After simplification the integrand becomes $\dfrac{π}{2}\cosec \dfrac{πx}{2}\cot \dfrac{πx}{2}$ . Substituting $y$ for $\dfrac{πx}{2}$ , we get the value of the integral as $\cosec \dfrac{π}{6}-\cosec \dfrac{π}{2}=2-1=1$ . Hence $A=1$ and $9A^2=\boxed 9$ .
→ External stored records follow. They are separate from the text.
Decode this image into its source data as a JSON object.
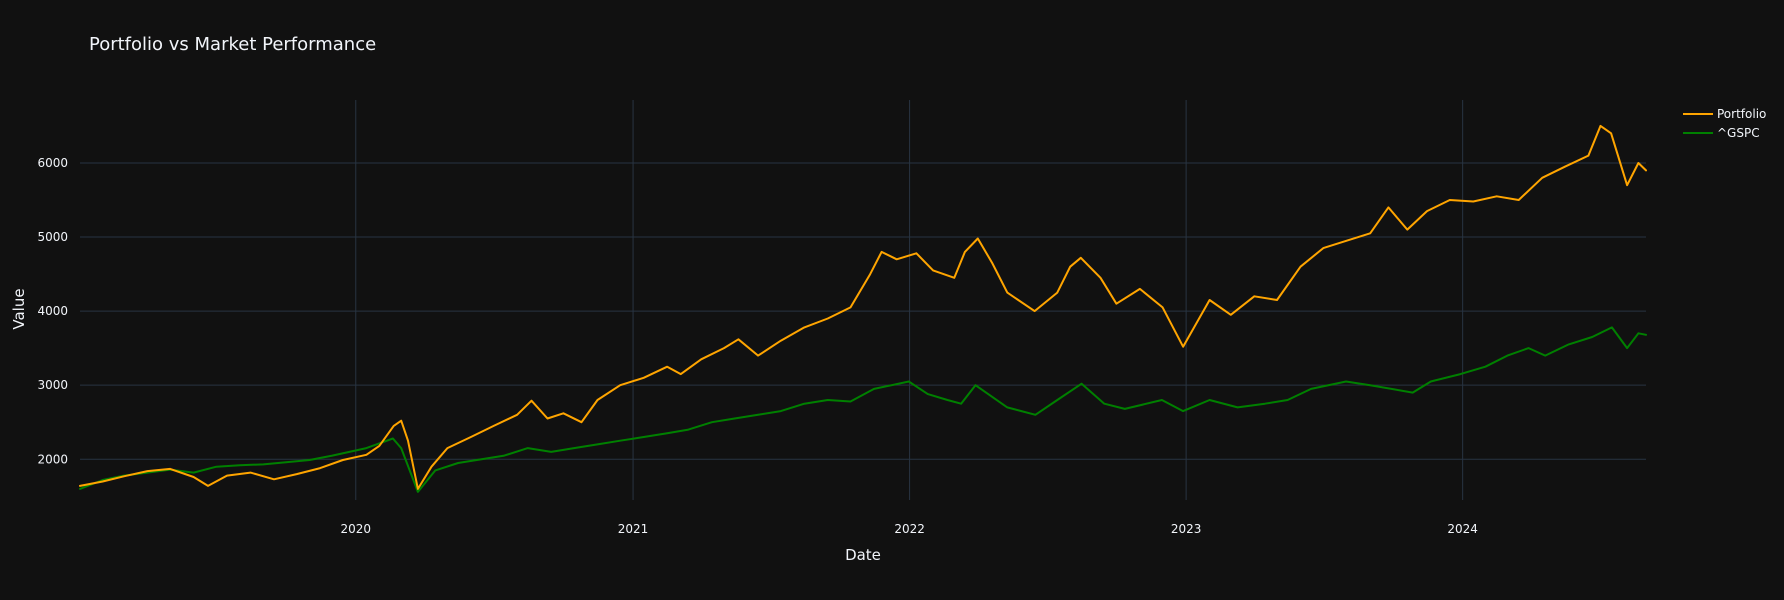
{
  "chart_data": {
    "type": "line",
    "title": "Portfolio vs Market Performance",
    "xlabel": "Date",
    "ylabel": "Value",
    "x_range": [
      "2019-01-02",
      "2024-08-30"
    ],
    "y_range": [
      1450,
      6850
    ],
    "x_ticks": [
      {
        "value": "2020-01-01",
        "label": "2020"
      },
      {
        "value": "2021-01-01",
        "label": "2021"
      },
      {
        "value": "2022-01-01",
        "label": "2022"
      },
      {
        "value": "2023-01-01",
        "label": "2023"
      },
      {
        "value": "2024-01-01",
        "label": "2024"
      }
    ],
    "y_ticks": [
      2000,
      3000,
      4000,
      5000,
      6000
    ],
    "grid": true,
    "legend_position": "top-right",
    "background": "#111111",
    "grid_color": "#283442",
    "series": [
      {
        "name": "Portfolio",
        "color": "#ffa500",
        "points": [
          [
            "2019-01-02",
            1640
          ],
          [
            "2019-02-01",
            1700
          ],
          [
            "2019-03-01",
            1770
          ],
          [
            "2019-04-01",
            1840
          ],
          [
            "2019-05-01",
            1870
          ],
          [
            "2019-06-01",
            1760
          ],
          [
            "2019-06-20",
            1640
          ],
          [
            "2019-07-15",
            1780
          ],
          [
            "2019-08-15",
            1820
          ],
          [
            "2019-09-15",
            1730
          ],
          [
            "2019-10-15",
            1800
          ],
          [
            "2019-11-15",
            1880
          ],
          [
            "2019-12-15",
            1990
          ],
          [
            "2020-01-15",
            2060
          ],
          [
            "2020-02-01",
            2180
          ],
          [
            "2020-02-20",
            2450
          ],
          [
            "2020-03-01",
            2520
          ],
          [
            "2020-03-10",
            2250
          ],
          [
            "2020-03-23",
            1600
          ],
          [
            "2020-04-10",
            1900
          ],
          [
            "2020-05-01",
            2150
          ],
          [
            "2020-06-01",
            2300
          ],
          [
            "2020-07-01",
            2450
          ],
          [
            "2020-08-01",
            2600
          ],
          [
            "2020-08-20",
            2790
          ],
          [
            "2020-09-10",
            2550
          ],
          [
            "2020-10-01",
            2620
          ],
          [
            "2020-10-25",
            2500
          ],
          [
            "2020-11-15",
            2800
          ],
          [
            "2020-12-15",
            3000
          ],
          [
            "2021-01-15",
            3100
          ],
          [
            "2021-02-15",
            3250
          ],
          [
            "2021-03-05",
            3150
          ],
          [
            "2021-04-01",
            3350
          ],
          [
            "2021-05-01",
            3500
          ],
          [
            "2021-05-20",
            3620
          ],
          [
            "2021-06-15",
            3400
          ],
          [
            "2021-07-15",
            3600
          ],
          [
            "2021-08-15",
            3780
          ],
          [
            "2021-09-15",
            3900
          ],
          [
            "2021-10-15",
            4050
          ],
          [
            "2021-11-10",
            4500
          ],
          [
            "2021-11-25",
            4800
          ],
          [
            "2021-12-15",
            4700
          ],
          [
            "2022-01-10",
            4780
          ],
          [
            "2022-02-01",
            4550
          ],
          [
            "2022-03-01",
            4450
          ],
          [
            "2022-03-15",
            4800
          ],
          [
            "2022-04-01",
            4980
          ],
          [
            "2022-04-20",
            4650
          ],
          [
            "2022-05-10",
            4250
          ],
          [
            "2022-06-15",
            4000
          ],
          [
            "2022-07-15",
            4250
          ],
          [
            "2022-08-01",
            4600
          ],
          [
            "2022-08-15",
            4720
          ],
          [
            "2022-09-10",
            4450
          ],
          [
            "2022-10-01",
            4100
          ],
          [
            "2022-11-01",
            4300
          ],
          [
            "2022-12-01",
            4050
          ],
          [
            "2022-12-28",
            3520
          ],
          [
            "2023-02-01",
            4150
          ],
          [
            "2023-03-01",
            3950
          ],
          [
            "2023-04-01",
            4200
          ],
          [
            "2023-05-01",
            4150
          ],
          [
            "2023-06-01",
            4600
          ],
          [
            "2023-07-01",
            4850
          ],
          [
            "2023-08-01",
            4950
          ],
          [
            "2023-09-01",
            5050
          ],
          [
            "2023-09-25",
            5400
          ],
          [
            "2023-10-20",
            5100
          ],
          [
            "2023-11-15",
            5350
          ],
          [
            "2023-12-15",
            5500
          ],
          [
            "2024-01-15",
            5480
          ],
          [
            "2024-02-15",
            5550
          ],
          [
            "2024-03-15",
            5500
          ],
          [
            "2024-04-15",
            5800
          ],
          [
            "2024-05-15",
            5950
          ],
          [
            "2024-06-15",
            6100
          ],
          [
            "2024-07-01",
            6500
          ],
          [
            "2024-07-15",
            6400
          ],
          [
            "2024-08-05",
            5700
          ],
          [
            "2024-08-20",
            6000
          ],
          [
            "2024-08-30",
            5900
          ]
        ]
      },
      {
        "name": "^GSPC",
        "color": "#008000",
        "points": [
          [
            "2019-01-02",
            1600
          ],
          [
            "2019-02-01",
            1720
          ],
          [
            "2019-03-01",
            1780
          ],
          [
            "2019-04-01",
            1820
          ],
          [
            "2019-05-01",
            1860
          ],
          [
            "2019-06-01",
            1820
          ],
          [
            "2019-07-01",
            1900
          ],
          [
            "2019-08-01",
            1920
          ],
          [
            "2019-09-01",
            1930
          ],
          [
            "2019-10-01",
            1960
          ],
          [
            "2019-11-01",
            1990
          ],
          [
            "2019-12-01",
            2050
          ],
          [
            "2020-01-15",
            2150
          ],
          [
            "2020-02-19",
            2280
          ],
          [
            "2020-03-01",
            2150
          ],
          [
            "2020-03-23",
            1560
          ],
          [
            "2020-04-15",
            1850
          ],
          [
            "2020-05-15",
            1950
          ],
          [
            "2020-06-15",
            2000
          ],
          [
            "2020-07-15",
            2050
          ],
          [
            "2020-08-15",
            2150
          ],
          [
            "2020-09-15",
            2100
          ],
          [
            "2020-10-15",
            2150
          ],
          [
            "2020-11-15",
            2200
          ],
          [
            "2020-12-15",
            2250
          ],
          [
            "2021-01-15",
            2300
          ],
          [
            "2021-02-15",
            2350
          ],
          [
            "2021-03-15",
            2400
          ],
          [
            "2021-04-15",
            2500
          ],
          [
            "2021-05-15",
            2550
          ],
          [
            "2021-06-15",
            2600
          ],
          [
            "2021-07-15",
            2650
          ],
          [
            "2021-08-15",
            2750
          ],
          [
            "2021-09-15",
            2800
          ],
          [
            "2021-10-15",
            2780
          ],
          [
            "2021-11-15",
            2950
          ],
          [
            "2021-12-31",
            3050
          ],
          [
            "2022-01-25",
            2880
          ],
          [
            "2022-02-20",
            2800
          ],
          [
            "2022-03-10",
            2750
          ],
          [
            "2022-03-29",
            3000
          ],
          [
            "2022-05-10",
            2700
          ],
          [
            "2022-06-16",
            2600
          ],
          [
            "2022-07-15",
            2800
          ],
          [
            "2022-08-16",
            3020
          ],
          [
            "2022-09-15",
            2750
          ],
          [
            "2022-10-12",
            2680
          ],
          [
            "2022-11-30",
            2800
          ],
          [
            "2022-12-28",
            2650
          ],
          [
            "2023-02-01",
            2800
          ],
          [
            "2023-03-10",
            2700
          ],
          [
            "2023-04-15",
            2750
          ],
          [
            "2023-05-15",
            2800
          ],
          [
            "2023-06-15",
            2950
          ],
          [
            "2023-07-31",
            3050
          ],
          [
            "2023-09-01",
            3000
          ],
          [
            "2023-10-27",
            2900
          ],
          [
            "2023-11-20",
            3050
          ],
          [
            "2023-12-29",
            3150
          ],
          [
            "2024-01-31",
            3250
          ],
          [
            "2024-02-29",
            3400
          ],
          [
            "2024-03-28",
            3500
          ],
          [
            "2024-04-19",
            3400
          ],
          [
            "2024-05-20",
            3550
          ],
          [
            "2024-06-20",
            3650
          ],
          [
            "2024-07-16",
            3780
          ],
          [
            "2024-08-05",
            3500
          ],
          [
            "2024-08-20",
            3700
          ],
          [
            "2024-08-30",
            3680
          ]
        ]
      }
    ]
  }
}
By taking out the common factors, we get :

$\int_{\frac{1}{3}}^{1} \frac{\pi [ \cos(\frac{2\pi}{3}x) + \cos(\frac{\pi}{3}x) ]}{2\sin(\frac{\pi}{2}x) [ \sin(\frac{2\pi}{3}x) + \sin(\frac{\pi}{3}x) ]} dx$

Now, the integrand can be factorized using these trigonometric identities :

$\sin(\alpha) + \sin(\beta) = 2\sin(\frac{\alpha + \beta}{2})\cos(\frac{\alpha - \beta}{2})$

$\cos(\alpha) + \cos(\beta) = 2\cos(\frac{\alpha + \beta}{2})\cos(\frac{\alpha - \beta}{2})$

such that: $\alpha : \frac{2\pi}{3}x , \beta : \frac{\pi}{3}x \rightarrow \frac{\alpha - \beta}{2} = \frac{\pi}{6}x , \frac{\alpha + \beta}{2} = \frac{\pi}{2}x$

So...

$\int_{\frac{1}{3}}^{1} \frac{\pi [ 2\cos(\frac{\pi}{2}x )\cos( \frac{\pi}{6}x)\ ]}{2\sin(\frac{\pi}{2}x) [ 2\sin(\frac{\pi}{2}x) \cos( \frac{\pi}{6}x) ]} dx$

After simplification :

$\int_{\frac{1}{3}}^{1} \frac{\pi\cos(\frac{\pi}{2}x )}{2\sin^2(\frac{\pi}{2}x) } dx$ $\rightarrow \int_{\frac{1}{3}}^{1} \frac{\pi}{2} \cot(\frac{\pi}{2}x) \csc(\frac{\pi}{2}x) dx$

u-substitution:

u= $\frac{\pi}{2} x$

du= $\frac{\pi}{2} dx$

$\int_{\frac{\pi}{6} x}^{\frac{\pi}{2}} \cot(u) \csc(u) du = -\csc(\frac{\pi}{2}) - [-\csc(\frac{\pi}{6})] = 1$

$9A^2 \rightarrow \boxed{9}$